Timket (Epiphany)

The festival of Timket is celebrated on January 19th (20th in a leap year) and it commemorates the baptism of Jesus by John the Baptist in Jordan River. This differs from Epiphany known by the Western Christian Churches where the revelation of Jesus, the son of God, is commemorated on January 6th, symbolized by the visitation of the Three Wise Men. One of these, Balthazar, is believed to be a king from Ethiopia locally know as Bazen.

Timket is the biggest celebration of the Ethiopian Orthodox Church of the year. Visitors are often recommended to join the celebrations in Gondar or Lalibela, but Addis Ababa and Axum are also well worth to visit during Timket.

The day before,

Ketera The celebration start in the afternoon before the main festival, this is known as Ketera.

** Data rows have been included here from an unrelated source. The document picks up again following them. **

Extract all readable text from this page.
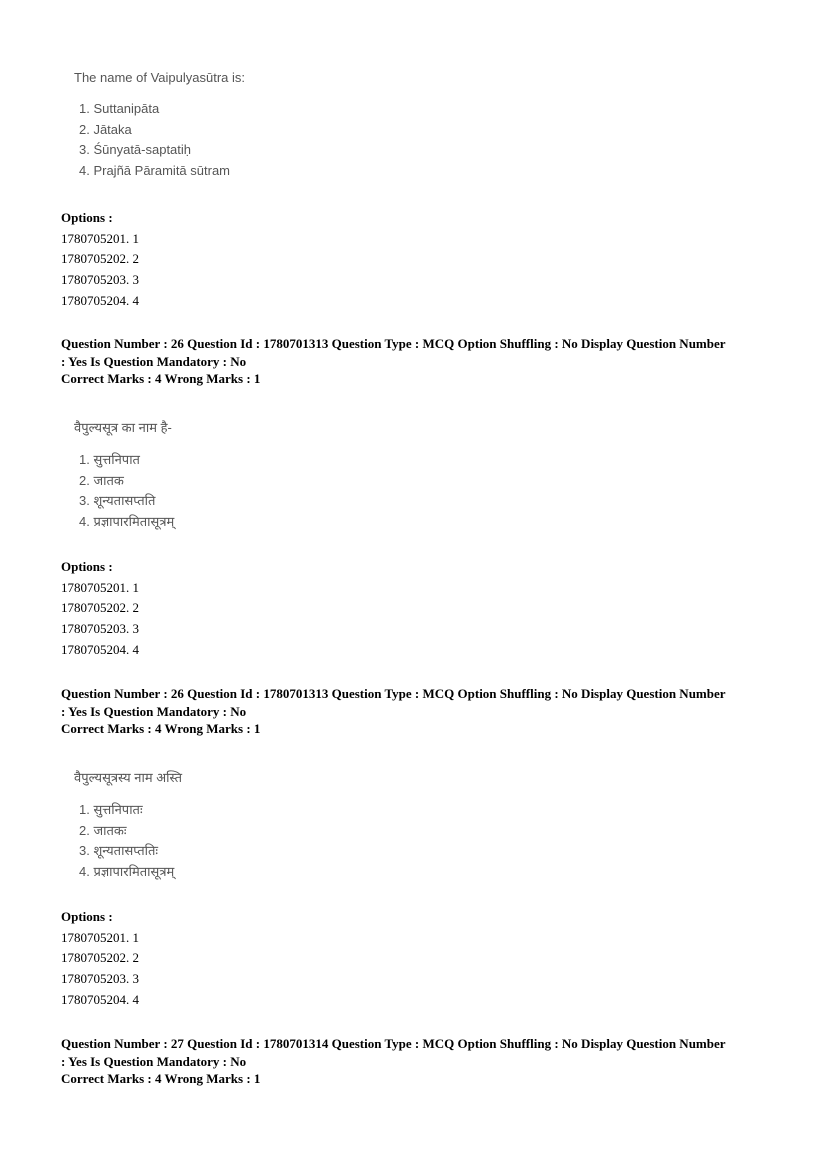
The name of Vaipulyasūtra is:

1. Suttanipāta
2. Jātaka
3. Śūnyatā-saptatiḥ
4. Prajñā Pāramitā sūtram
Options :
1780705201. 1
1780705202. 2
1780705203. 3
1780705204. 4
Question Number : 26 Question Id : 1780701313 Question Type : MCQ Option Shuffling : No Display Question Number
: Yes Is Question Mandatory : No
Correct Marks : 4 Wrong Marks : 1

वैपुल्यसूत्र का नाम है-

1. सुत्तनिपात
2. जातक
3. शून्यतासप्तति
4. प्रज्ञापारमितासूत्रम्
Options :
1780705201. 1
1780705202. 2
1780705203. 3
1780705204. 4
Question Number : 26 Question Id : 1780701313 Question Type : MCQ Option Shuffling : No Display Question Number
: Yes Is Question Mandatory : No
Correct Marks : 4 Wrong Marks : 1

वैपुल्यसूत्रस्य नाम अस्ति

1. सुत्तनिपातः
2. जातकः
3. शून्यतासप्ततिः
4. प्रज्ञापारमितासूत्रम्
Options :
1780705201. 1
1780705202. 2
1780705203. 3
1780705204. 4
Question Number : 27 Question Id : 1780701314 Question Type : MCQ Option Shuffling : No Display Question Number
: Yes Is Question Mandatory : No
Correct Marks : 4 Wrong Marks : 1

The Tabot (replica of the Ark of the Covenant) of each church is taken out of the Makdas (holy of holiest) and in a colorful procession taken to a waterbody (river, lake, pond) which is the main site of the festival. Different processions carrying the Tabots will join together along the way. Chanting and dancing crowds follow the procession.

The Tabots stay overnight near the water where Timket is celebrated and ceremonies continue during the night. Gondar and Axum have big waters where Timket is celebrated: the Bath of Fasilidas and the Bath of the Queen of Sheba.

The big day, Timket

Early morning on the day of Timket everybody congregate before sunrise around the water and prayers, songs and dances are performed before the water is blessed. The faithful are now more than ready to renew their baptismal vows by the holy water and a run on the water will emerge.

Later in the morning the Tabots begin their journey back to the churches It starts with a huge procession with all Tabots together and at different places the procession halts to perform rituals. As the day before huge crowds, singing and dancing, join the procession. It takes the better part of the day before the procession breaks up to return the Tabots to the churches in the afternoon. Crowds will stay around the churches to celebrate.

The day after, Archangel Michael

One Tabot remains at the festival site, the one consecrated in the name of archangel Michael. The next day is one of the three big annual celebrations to commemorate archangel Michael. Again a colorful procession will take this Tabot back to the church. If you are traveling to your next destination this day you will certainly catch up with the celebrations somewhere.